发表刊物:JOURNAL OF CHROMATOGRAPHY B-ANALYTICAL TECHNOLOGIES IN THE BIOMEDICAL AND LIFE SCIENCES

卷号:1157

ISSN号:1570-0232

关键字:Liquid chromatography; Fluorescence detection; Catechol-O-methyltransferase; 3-BTD methylation

摘要:Catechol-O-methyltransferase (COMT) is a major drug metabolizing enzyme in humans. COMT expression is directedly associated with various mental diseases and cancers due to its essential role in catalyzing metabolic inactivation of endogenous catecholamines and catechol estrogens. However, a practical method to precisely measure COMT activities in biological samples is lacking. In the current study, we established a liquid chromatography-fluorescence detection (LC-FD) method based on fluorometric detection of the methylated product of 3-BTD, a fluorescent probe for COMT, to sensitively quantify COMT activities in human erythrocytes and cell homogenates.

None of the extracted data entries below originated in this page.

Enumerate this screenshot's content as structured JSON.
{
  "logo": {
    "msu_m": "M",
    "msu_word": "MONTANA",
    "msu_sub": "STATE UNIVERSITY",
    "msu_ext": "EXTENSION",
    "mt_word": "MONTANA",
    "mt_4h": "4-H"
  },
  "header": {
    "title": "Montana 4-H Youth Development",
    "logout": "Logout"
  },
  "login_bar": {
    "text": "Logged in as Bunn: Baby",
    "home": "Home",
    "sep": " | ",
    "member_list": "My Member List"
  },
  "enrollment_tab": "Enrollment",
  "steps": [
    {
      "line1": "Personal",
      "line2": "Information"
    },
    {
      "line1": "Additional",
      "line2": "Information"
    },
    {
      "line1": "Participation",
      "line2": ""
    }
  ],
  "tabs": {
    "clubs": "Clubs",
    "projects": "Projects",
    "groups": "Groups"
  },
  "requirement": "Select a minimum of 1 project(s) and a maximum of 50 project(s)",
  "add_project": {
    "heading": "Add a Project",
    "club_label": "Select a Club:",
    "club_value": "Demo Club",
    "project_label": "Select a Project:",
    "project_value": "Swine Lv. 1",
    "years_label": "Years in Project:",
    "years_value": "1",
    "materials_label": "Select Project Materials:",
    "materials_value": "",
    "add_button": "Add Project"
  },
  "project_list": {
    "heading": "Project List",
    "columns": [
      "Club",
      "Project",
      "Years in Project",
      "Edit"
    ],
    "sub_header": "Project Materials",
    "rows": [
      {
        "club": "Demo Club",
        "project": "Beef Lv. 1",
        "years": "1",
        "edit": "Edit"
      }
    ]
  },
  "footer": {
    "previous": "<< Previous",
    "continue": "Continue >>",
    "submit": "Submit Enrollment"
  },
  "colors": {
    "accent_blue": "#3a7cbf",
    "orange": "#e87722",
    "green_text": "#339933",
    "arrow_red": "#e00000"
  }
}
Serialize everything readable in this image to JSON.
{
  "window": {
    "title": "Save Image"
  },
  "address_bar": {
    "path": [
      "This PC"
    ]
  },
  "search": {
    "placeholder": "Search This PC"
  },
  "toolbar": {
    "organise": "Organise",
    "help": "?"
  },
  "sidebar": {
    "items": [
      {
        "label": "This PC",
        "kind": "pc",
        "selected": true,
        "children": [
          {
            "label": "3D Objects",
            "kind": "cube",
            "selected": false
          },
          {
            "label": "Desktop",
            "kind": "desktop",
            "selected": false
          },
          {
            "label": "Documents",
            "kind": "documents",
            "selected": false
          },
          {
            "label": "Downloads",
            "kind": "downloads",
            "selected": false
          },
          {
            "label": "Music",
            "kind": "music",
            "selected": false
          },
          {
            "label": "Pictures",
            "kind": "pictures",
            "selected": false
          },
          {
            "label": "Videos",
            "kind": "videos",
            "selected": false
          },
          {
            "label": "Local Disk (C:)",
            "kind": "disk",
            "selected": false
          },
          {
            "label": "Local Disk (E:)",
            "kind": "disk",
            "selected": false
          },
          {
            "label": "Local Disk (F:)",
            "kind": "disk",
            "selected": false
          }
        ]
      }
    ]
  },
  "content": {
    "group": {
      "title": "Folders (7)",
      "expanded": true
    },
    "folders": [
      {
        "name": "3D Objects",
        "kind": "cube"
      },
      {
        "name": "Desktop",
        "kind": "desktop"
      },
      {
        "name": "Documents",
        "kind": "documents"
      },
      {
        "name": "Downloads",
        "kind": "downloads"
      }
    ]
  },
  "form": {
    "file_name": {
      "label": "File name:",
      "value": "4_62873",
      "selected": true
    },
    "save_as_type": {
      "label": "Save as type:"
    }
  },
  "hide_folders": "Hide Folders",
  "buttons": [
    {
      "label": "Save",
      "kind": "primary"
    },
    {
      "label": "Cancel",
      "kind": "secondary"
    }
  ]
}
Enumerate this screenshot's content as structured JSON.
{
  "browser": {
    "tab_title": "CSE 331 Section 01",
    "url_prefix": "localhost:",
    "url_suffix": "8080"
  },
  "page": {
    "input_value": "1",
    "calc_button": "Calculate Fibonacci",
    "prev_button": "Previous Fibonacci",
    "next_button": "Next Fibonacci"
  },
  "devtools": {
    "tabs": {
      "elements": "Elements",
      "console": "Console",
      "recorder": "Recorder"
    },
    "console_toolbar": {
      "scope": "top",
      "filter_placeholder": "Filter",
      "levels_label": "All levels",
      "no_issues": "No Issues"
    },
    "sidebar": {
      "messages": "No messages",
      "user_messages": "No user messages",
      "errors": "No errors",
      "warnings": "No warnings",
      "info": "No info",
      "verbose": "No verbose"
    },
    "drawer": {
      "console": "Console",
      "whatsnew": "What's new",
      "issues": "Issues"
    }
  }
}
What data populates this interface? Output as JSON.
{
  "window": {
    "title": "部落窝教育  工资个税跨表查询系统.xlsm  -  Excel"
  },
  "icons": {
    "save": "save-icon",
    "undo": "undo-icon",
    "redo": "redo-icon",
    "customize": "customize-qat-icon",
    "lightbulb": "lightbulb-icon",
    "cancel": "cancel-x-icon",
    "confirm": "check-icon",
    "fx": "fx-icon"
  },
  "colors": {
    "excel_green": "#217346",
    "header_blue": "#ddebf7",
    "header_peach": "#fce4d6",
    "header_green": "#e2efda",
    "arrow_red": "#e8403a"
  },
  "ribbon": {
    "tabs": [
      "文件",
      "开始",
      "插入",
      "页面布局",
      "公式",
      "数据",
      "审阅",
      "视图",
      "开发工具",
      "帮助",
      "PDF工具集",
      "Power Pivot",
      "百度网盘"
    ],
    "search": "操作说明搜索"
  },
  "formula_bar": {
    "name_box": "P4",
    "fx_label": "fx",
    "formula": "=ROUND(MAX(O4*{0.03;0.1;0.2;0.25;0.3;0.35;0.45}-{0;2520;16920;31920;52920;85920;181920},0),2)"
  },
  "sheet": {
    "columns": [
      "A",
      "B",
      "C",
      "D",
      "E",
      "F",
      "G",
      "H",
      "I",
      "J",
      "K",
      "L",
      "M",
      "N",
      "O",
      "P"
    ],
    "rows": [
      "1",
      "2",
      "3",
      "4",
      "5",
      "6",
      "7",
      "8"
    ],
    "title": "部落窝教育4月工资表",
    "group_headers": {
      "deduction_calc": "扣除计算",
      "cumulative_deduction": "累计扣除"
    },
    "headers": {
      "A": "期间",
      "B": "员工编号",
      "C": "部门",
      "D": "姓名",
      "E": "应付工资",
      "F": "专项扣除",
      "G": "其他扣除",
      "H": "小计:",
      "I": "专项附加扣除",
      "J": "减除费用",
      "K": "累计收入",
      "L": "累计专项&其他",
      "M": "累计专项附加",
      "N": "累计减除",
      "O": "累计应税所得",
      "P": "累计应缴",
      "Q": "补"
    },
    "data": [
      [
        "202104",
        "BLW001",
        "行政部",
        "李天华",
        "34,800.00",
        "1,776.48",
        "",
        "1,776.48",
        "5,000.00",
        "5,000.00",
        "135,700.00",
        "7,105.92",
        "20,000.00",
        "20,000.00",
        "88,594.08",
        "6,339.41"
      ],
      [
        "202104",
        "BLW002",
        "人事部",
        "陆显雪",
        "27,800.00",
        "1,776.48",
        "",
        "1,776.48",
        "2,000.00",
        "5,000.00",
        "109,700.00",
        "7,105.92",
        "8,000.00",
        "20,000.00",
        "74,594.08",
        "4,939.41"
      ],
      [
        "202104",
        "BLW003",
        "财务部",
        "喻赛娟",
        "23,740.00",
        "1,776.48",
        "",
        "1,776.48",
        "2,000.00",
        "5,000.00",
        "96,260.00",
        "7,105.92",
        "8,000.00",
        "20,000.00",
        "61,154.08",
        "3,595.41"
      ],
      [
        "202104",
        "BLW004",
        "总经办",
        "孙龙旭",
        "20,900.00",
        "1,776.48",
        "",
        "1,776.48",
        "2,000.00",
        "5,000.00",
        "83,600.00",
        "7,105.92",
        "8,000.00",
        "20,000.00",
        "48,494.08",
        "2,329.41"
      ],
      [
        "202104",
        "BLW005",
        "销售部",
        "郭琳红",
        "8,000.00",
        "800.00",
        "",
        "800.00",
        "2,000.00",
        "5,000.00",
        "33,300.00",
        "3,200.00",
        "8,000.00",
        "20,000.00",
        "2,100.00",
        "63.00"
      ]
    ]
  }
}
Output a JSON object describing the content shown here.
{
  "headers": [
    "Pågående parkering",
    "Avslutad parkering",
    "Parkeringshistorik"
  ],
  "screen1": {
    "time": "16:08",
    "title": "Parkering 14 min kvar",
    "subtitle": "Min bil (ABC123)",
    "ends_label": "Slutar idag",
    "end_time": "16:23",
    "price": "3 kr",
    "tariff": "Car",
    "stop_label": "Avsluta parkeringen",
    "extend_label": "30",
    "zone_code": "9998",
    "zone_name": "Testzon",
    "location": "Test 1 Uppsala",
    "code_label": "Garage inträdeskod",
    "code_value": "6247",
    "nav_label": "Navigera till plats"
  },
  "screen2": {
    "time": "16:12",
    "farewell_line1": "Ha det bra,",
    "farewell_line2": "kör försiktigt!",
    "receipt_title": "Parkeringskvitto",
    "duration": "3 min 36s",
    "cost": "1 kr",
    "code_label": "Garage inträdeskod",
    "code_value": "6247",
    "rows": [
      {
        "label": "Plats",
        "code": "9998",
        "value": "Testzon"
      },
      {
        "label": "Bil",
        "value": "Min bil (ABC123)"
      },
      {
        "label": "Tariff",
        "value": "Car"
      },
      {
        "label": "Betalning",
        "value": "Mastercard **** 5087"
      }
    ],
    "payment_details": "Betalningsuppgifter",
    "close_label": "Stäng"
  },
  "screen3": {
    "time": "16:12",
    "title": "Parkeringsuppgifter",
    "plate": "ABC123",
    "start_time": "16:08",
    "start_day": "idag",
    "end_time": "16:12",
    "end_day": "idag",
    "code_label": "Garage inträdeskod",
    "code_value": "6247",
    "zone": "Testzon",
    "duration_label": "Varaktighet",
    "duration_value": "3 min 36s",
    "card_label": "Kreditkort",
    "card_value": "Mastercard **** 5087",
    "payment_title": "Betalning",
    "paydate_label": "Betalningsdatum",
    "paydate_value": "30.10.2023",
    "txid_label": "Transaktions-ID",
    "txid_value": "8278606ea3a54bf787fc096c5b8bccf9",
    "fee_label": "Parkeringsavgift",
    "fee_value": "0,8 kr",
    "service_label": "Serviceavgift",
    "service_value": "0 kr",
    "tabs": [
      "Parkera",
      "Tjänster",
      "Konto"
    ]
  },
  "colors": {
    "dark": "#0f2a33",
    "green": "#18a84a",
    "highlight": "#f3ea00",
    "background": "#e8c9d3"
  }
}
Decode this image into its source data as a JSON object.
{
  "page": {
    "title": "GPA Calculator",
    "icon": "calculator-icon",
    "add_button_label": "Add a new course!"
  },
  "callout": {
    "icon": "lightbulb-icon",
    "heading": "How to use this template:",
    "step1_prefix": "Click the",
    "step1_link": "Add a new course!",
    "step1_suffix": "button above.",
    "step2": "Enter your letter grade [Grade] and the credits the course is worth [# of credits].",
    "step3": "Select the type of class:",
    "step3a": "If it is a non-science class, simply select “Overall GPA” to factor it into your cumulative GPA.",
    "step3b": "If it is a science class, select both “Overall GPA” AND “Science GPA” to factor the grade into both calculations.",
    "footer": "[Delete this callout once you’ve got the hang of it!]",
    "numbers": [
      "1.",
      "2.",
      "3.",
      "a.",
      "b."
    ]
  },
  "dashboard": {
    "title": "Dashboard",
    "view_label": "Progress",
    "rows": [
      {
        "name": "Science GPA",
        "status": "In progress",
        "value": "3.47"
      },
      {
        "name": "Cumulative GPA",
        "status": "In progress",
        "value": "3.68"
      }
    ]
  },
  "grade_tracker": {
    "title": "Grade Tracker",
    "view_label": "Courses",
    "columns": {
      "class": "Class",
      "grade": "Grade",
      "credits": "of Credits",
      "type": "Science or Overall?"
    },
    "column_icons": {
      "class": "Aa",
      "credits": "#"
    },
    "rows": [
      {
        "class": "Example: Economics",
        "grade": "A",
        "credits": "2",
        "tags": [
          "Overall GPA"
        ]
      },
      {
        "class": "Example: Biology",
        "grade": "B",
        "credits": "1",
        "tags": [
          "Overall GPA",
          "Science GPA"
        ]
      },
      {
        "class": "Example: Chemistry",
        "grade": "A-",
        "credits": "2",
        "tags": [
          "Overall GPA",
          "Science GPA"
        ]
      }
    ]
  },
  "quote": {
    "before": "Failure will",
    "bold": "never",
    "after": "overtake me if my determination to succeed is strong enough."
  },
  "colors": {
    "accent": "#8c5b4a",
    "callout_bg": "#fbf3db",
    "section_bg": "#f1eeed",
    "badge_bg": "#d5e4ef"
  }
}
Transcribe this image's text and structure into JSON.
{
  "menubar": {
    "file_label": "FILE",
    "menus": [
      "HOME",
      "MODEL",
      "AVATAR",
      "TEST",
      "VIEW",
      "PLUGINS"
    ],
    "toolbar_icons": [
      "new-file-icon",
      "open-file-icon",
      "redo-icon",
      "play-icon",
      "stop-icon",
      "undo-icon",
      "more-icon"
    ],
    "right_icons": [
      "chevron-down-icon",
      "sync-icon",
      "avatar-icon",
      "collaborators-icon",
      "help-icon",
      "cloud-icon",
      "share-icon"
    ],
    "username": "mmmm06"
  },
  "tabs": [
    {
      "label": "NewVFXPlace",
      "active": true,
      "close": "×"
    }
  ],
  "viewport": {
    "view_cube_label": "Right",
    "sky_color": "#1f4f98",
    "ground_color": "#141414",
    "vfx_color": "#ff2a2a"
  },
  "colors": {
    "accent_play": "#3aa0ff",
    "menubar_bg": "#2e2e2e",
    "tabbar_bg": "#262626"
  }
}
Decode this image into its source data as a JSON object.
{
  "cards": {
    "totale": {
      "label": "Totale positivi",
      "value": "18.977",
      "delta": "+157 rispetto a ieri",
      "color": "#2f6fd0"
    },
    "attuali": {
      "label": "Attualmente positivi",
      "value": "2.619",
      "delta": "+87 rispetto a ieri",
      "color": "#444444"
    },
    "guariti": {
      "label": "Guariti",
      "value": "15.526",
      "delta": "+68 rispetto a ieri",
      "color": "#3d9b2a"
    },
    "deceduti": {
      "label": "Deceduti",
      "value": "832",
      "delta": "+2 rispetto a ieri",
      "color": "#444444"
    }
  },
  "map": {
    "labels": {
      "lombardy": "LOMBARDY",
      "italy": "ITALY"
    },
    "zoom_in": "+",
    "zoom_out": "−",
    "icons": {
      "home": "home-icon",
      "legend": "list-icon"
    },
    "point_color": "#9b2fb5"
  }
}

Assay validation of the established LC-FD based method was conducted for selectivity and sensitivity, range of linearity, precision and accuracy, recovery, biological matrices effect and stability. The limit of quantification for 3-BTMD (the methylated product of 3-BTD by COMT) of this method was 0.0083 nM, which is nearly 10-fold lower than that for previously published methods. The method was precise with infra- and interday relative standard deviation (RSD) lower than 5%. In addition, this method showed an excellent anti-interference ability with no effects of the endogenous substances on the fluorometric detection of 3-BTMD. The practical use of this method was established by its successful application for the measurement of COMT activities in individual human erythrocytes (n = 13), and in cell homogenates generated from four different human cell lines. Our results suggest that this method will be of great value in accurately determining the native activity of COMT in biological samples, which is beneficial for a complete understand of the role of COMT both in physiological and pathological conditions.